29. September 2016 | 14:00 Uhr

CKW setzt auf Elektromobilität und fährt neu mit 50 Elektroautos die grösste E-Mobil-Flotte der Schweiz. Die Fahrzeuge werden zu 100 Prozent mit Strom aus erneuerbarer Energie betrieben.

CKW übernimmt in Sachen Elektromobilität schweizweit eine Vorreiterrolle: In diesen Tagen setzt das Zentralschweizer Energiedienstleistungsunternehmen die grösste E-Mobil-Flotte der Schweiz in Verkehr. 50 Elektroautos der Typen Renault Zoe und Renault Kangoo werden ab sofort für die CKW-Gruppe unterwegs sein.

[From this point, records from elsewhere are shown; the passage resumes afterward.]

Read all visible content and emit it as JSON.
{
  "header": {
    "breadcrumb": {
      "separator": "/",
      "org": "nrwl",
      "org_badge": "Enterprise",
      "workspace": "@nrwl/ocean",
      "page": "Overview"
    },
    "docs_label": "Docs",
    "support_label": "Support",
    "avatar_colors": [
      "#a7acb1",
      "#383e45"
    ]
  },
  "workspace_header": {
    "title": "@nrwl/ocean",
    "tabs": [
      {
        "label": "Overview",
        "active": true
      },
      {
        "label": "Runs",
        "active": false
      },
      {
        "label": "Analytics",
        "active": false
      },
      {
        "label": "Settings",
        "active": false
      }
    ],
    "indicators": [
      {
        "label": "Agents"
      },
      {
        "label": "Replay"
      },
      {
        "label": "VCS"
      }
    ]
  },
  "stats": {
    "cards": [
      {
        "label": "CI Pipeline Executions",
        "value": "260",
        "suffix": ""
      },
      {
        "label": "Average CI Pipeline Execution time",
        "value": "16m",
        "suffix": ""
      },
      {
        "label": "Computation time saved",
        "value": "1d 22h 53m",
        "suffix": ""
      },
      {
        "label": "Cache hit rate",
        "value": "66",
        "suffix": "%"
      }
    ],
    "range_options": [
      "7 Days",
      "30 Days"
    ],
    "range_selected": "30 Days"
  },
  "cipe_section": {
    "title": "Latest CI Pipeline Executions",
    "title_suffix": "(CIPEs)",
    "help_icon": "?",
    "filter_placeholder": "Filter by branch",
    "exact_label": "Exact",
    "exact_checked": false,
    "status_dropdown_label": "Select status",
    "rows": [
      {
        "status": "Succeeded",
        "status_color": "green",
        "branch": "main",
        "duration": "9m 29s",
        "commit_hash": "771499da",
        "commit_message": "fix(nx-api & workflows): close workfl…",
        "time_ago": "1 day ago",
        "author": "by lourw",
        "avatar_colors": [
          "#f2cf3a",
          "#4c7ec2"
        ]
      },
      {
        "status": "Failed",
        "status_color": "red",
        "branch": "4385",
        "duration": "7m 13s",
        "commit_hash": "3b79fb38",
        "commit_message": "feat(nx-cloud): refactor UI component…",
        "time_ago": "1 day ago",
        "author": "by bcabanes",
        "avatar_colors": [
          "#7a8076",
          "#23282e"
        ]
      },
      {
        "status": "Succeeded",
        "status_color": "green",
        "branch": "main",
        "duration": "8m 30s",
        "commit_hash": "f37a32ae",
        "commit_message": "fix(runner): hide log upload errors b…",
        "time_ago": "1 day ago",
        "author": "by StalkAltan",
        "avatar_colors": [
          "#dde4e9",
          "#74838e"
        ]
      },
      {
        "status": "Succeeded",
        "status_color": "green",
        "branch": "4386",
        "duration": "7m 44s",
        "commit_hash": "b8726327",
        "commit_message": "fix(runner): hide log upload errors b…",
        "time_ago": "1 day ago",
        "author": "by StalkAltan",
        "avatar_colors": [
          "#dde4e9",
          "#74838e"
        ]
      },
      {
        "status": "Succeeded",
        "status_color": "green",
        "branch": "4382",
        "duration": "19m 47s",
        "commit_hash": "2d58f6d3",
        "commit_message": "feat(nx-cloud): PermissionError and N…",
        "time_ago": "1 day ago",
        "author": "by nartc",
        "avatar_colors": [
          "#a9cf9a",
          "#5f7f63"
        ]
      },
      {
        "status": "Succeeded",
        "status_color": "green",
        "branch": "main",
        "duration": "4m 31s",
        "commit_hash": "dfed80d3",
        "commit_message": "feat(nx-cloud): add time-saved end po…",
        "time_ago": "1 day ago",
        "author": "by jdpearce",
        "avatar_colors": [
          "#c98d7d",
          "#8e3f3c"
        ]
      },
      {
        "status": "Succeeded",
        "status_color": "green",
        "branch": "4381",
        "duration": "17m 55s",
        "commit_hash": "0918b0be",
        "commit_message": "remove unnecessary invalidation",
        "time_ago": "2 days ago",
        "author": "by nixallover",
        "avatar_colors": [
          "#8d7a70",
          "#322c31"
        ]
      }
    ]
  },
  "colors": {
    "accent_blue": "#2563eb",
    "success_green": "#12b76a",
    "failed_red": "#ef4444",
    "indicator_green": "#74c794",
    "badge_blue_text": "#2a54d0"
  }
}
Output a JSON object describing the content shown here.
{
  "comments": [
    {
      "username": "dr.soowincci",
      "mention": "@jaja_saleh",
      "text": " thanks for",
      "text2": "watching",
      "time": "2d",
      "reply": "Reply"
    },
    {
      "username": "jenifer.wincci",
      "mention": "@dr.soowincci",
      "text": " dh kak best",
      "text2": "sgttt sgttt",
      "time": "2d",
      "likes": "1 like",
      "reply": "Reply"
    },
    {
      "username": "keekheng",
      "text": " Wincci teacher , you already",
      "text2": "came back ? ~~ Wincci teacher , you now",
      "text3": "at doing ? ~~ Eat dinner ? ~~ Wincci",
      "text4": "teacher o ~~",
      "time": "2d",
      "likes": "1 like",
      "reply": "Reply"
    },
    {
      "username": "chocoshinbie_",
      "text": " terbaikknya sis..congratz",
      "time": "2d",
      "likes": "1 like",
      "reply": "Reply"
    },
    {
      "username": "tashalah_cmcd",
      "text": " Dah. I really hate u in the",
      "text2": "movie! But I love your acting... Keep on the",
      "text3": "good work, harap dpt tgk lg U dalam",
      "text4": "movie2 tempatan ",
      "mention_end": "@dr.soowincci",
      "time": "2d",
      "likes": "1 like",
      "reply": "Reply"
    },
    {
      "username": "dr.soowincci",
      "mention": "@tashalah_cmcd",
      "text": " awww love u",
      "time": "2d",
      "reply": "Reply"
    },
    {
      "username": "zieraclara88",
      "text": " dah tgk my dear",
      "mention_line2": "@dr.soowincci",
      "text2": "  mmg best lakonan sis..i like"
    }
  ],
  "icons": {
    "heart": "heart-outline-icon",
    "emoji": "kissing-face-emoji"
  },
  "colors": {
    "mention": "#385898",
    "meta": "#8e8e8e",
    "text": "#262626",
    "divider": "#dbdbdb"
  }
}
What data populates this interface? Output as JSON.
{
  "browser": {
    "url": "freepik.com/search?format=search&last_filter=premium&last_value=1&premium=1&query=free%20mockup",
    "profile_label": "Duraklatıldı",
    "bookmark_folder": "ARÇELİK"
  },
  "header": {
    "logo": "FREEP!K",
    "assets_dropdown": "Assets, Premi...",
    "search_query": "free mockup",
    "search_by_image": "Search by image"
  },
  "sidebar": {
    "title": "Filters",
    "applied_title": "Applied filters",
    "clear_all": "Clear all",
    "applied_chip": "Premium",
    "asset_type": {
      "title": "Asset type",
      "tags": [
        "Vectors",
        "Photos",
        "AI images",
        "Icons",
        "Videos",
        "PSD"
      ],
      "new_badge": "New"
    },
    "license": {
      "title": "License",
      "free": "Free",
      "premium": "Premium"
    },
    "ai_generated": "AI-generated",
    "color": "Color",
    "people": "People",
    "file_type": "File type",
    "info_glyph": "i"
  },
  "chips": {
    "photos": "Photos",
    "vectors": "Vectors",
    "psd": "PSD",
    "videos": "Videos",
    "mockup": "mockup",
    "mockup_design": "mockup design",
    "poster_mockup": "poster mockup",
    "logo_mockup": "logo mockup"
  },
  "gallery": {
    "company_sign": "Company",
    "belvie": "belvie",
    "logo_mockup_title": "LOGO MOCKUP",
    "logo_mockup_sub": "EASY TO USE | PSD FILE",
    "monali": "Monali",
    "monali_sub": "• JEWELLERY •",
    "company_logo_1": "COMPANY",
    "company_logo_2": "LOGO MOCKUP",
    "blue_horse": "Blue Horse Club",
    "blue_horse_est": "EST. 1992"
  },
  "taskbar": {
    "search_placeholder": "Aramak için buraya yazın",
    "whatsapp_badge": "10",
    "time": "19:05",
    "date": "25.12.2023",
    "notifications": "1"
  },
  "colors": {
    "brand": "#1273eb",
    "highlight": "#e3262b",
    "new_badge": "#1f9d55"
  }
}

Voraussichtlich dürfte mit den 50 Elektroautos in der Summe rund eine halbe Million Kilometer pro Jahr gefahren werden. Das entspricht einer Strecke von zwölf Mal rund um die Erde. CKW spart damit gegenüber den bisher in Gebrauch stehenden mit fossiler Energie betriebenen Fahrzeugen rund 30'000 Liter Treibstoff. Die neuen CKW-Elektrofahrzeuge sind im Betrieb emissionsfrei. Aufgeladen werden Sie zu 100 Prozent mit erneuerbarer Energie.

Ein ökologisches Ausrufezeichen

«Erneuerbare Energien haben für uns einen hohen Stellenwert. Mit der schweizweit grössten E-Mobil-Flotte setzen wir nun auch im Bereich Mobilität ein ökologisches Ausrufezeichen», sagt Christian Hütwohl, CFO von CKW und ergänzt: «Zudem wollen wir den Beweis antreten, wie einfach und zuverlässig E-Mobilität heute funktioniert – nicht nur im Privat-, sondern auch im Geschäftsbereich.»

Elektroautos werden zukünftig noch stärker als klimafreundliches Fortbewegungsmittel genutzt. CKW unterstützt diese Entwicklung und bietet mit intelligenten Ladeboxen für den Heimgebrauch sowie einem Netz an öffentlichen Ladestationen verschiedene Dienstleistungen an.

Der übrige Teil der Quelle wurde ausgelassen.